Der grausame Anblick der jungen Frau wird zu einem Leitbild, das Riley auch nach vier Jahren Gefängnisstrafe noch immer jede Nacht heimsucht – einer der wenigen ‘jump scares’ der ansonsten sehr gemächlich gruseligen Serie. Gleichzeitig offenbart sich, dass alle folgenden Heimsuchungen nicht primär dazu da sind, dem Publikum Schauer über den Rücken zu jagen, sondern vielmehr um das Kernanliegen der Serie zu transportieren: «Midnight Mass» ist, mehr als alles andere, eine sirrende Meditation über den Sinn der menschlichen Existenz, die (religiöse) Gemeinschaft und Fragen des Glaubens und der (Selbst-)Vergebung.
Nach seiner Gefängnisstrafe kehrt Riley auf die winzige Crockett Island mit ihren sage und schreibe 127 Einwohner*innen zurück – die Insel seiner Kindheit, auf der seine Eltern bis heute noch leben. Mit ihm erreicht ein charismatischer junger Fremder die Insel: Father Paul Hill (ein ausgezeichneter Hamish Linklater), der den Posten des kürzlich verreisten alten Priesters übernehmen soll. Ganz in Horror-Manier bedeutet die Ankunft eines mysteriösen Fremden – der dazu in offensichtlicher Anlehnung an «Nosferatu» (1922) eine riesige, ominös klopfende Kiste anschleppt – den Beginn von düsteren Ereignissen. Der Tod aller streunenden Insel-Katzen ist da nur der Anfang.
Wer Mike Flanagans «The Haunting of Hill House» (2018) und «The Haunting of Bly Manor» (2020) kennt, kann sich vorstellen, was einen in «Midnight Mass» erwartet: Der Horror ist dünn gesät und nicht der primäre Grund, weshalb die Serie so bestechend ist. Flanagans Talent liegt darin, Figuren lebendig werden zu lassen, ihre Krisen und Beziehungen empathisch aufzubauen und ihre Fragen und Unsicherheiten mit philosophischer Tiefe zu versehen. In «Midnight Mass» geschieht dies vor allem anhand langer, tiefgründiger Monologe über – wortwörtlich – Gott und die Welt, die den Grat zwischen subtiler Poesie und ausufernden Zusammenfassungen nicht immer gleich elegant wandeln. In manchen Fällen hätte Flanagan das Schnittmesser wohl strenger zücken können; den facettenreichen Einblicken in die Innenwelten seiner Figuren tut dies dennoch keinen Abbruch.
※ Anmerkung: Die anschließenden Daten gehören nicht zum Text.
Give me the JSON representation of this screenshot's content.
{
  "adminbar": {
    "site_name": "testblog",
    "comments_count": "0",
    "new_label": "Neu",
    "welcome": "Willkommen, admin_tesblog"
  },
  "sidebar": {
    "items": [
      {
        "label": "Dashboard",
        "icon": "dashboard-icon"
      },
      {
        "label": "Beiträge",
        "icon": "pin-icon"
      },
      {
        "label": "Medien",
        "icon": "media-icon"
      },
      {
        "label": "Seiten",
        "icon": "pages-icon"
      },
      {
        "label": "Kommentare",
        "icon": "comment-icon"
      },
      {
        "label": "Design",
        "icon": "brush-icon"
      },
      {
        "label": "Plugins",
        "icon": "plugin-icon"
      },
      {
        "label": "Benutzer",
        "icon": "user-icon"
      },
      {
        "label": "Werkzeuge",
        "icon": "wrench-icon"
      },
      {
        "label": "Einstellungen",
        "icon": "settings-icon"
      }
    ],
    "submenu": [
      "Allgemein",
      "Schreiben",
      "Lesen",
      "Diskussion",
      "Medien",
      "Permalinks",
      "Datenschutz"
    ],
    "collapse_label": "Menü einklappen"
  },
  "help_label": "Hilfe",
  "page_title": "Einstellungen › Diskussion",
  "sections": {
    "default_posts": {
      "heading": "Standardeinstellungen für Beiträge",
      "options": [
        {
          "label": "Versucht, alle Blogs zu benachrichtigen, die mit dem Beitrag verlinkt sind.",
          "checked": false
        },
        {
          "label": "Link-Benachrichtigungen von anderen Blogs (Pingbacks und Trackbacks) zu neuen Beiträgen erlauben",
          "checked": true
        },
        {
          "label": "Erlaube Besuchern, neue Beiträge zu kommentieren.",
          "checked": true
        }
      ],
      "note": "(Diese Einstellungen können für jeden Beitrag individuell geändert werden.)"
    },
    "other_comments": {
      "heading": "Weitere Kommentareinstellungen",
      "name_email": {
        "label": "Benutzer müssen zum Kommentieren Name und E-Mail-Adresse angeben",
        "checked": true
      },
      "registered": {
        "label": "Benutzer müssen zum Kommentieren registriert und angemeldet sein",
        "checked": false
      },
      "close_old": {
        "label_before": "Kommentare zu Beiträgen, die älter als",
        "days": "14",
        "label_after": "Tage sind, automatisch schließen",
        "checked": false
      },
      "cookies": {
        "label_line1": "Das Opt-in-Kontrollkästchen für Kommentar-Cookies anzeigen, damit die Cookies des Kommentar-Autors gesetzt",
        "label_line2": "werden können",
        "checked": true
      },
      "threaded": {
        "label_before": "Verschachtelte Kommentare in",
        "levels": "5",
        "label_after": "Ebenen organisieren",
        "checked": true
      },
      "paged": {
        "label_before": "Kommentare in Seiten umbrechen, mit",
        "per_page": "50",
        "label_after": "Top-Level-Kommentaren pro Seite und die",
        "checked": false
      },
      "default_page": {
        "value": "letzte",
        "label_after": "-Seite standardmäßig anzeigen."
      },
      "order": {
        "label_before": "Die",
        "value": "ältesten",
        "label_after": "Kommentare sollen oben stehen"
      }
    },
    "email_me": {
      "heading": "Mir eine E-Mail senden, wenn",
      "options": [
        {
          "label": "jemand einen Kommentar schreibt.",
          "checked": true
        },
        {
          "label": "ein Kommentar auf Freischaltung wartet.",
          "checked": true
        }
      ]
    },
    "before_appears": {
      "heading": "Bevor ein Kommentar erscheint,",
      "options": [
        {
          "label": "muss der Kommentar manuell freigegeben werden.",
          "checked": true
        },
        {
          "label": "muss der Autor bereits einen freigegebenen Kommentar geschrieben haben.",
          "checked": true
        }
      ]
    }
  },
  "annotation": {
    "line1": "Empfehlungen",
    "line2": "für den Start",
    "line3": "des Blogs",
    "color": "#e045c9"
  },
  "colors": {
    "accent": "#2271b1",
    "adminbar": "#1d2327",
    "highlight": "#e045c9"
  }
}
«Wer Mike Flanagans ‹The Haunting of Hill House› und ‹The Haunting of Bly Manor› kennt, kann sich vorstellen, was einen in ‹Midnight Mass› erwartet: Der Horror ist dünn gesät und nicht der primäre Grund, weshalb die Serie so bestechend ist. Flanagans Talent liegt darin, Figuren lebendig werden zu lassen, ihre Krisen und Beziehungen empathisch aufzubauen und ihre Fragen und Unsicherheiten mit philosophischer Tiefe zu versehen.»
In nur sieben Episoden entwirft «Midnight Mass» das komplexe Diorama der winzigen Inselgemeinschaft und ihrer Heimsuchungen und wirft ganz unterschiedliche Charaktere in den Dampfkochtopf des Horror-Szenarios. Da ist etwa Bev Keane (Samantha Sloyan), die rechte Hand des Priesters, die grundsätzlich heiliger – und passiv-aggressiver – als alle anderen Mitglieder der Kirche ist. Da ist Erin Greene (Kate Siegel), Rileys Jugendfreundin, die einst die Insel mit rebellischen Plänen verliess und nun schwanger zurückgekehrt ist. Da ist Sheriff Hassan (Rahul Kohli), der muslimische Sheriff, der mit seinem Sohn Ali (Rahul Abburi) auf die Insel zog, um den Vorurteilen nach 9/11 zu entfliehen und diese Entscheidung ziemlich bald hinterfragen muss.
Zu viel soll über die Heimsuchungen und Monster dieser Serie nicht verraten werden – ausser, dass Flanagan sie äusserst effektiv einsetzt, um sich nuanciert mit dem katholischen Glauben auseinanderzusetzen. Die Kritik am Kirchensystem, das die fanatischen Züge gewisser Individuen prächtig gedeihen und sich als Werkzeug für Massenverblendung einsetzen lässt, wird sorgfältig kontrastiert mit der Tatsache, dass der Gottesdienst für viele ein essenzieller Ort der Gemeinschaft und der Begegnung ist, wo Einsamkeit und emotionale Wunden geheilt werden. Flanagan versteht es meisterlich, die Zentralität von Ritualen zu inszenieren – in ihrer Halt gebenden Wichtigkeit wie auch in ihrer potenziell bedrohlichen Auflösung von Individualität und Rationalität. Dass eine Institution, die an die furchterregende Schönheit von Engeln glaubt, das Auftauchen eines Monsters nicht sinnig einordnen kann, ist nur eine erste logische Konsequenz.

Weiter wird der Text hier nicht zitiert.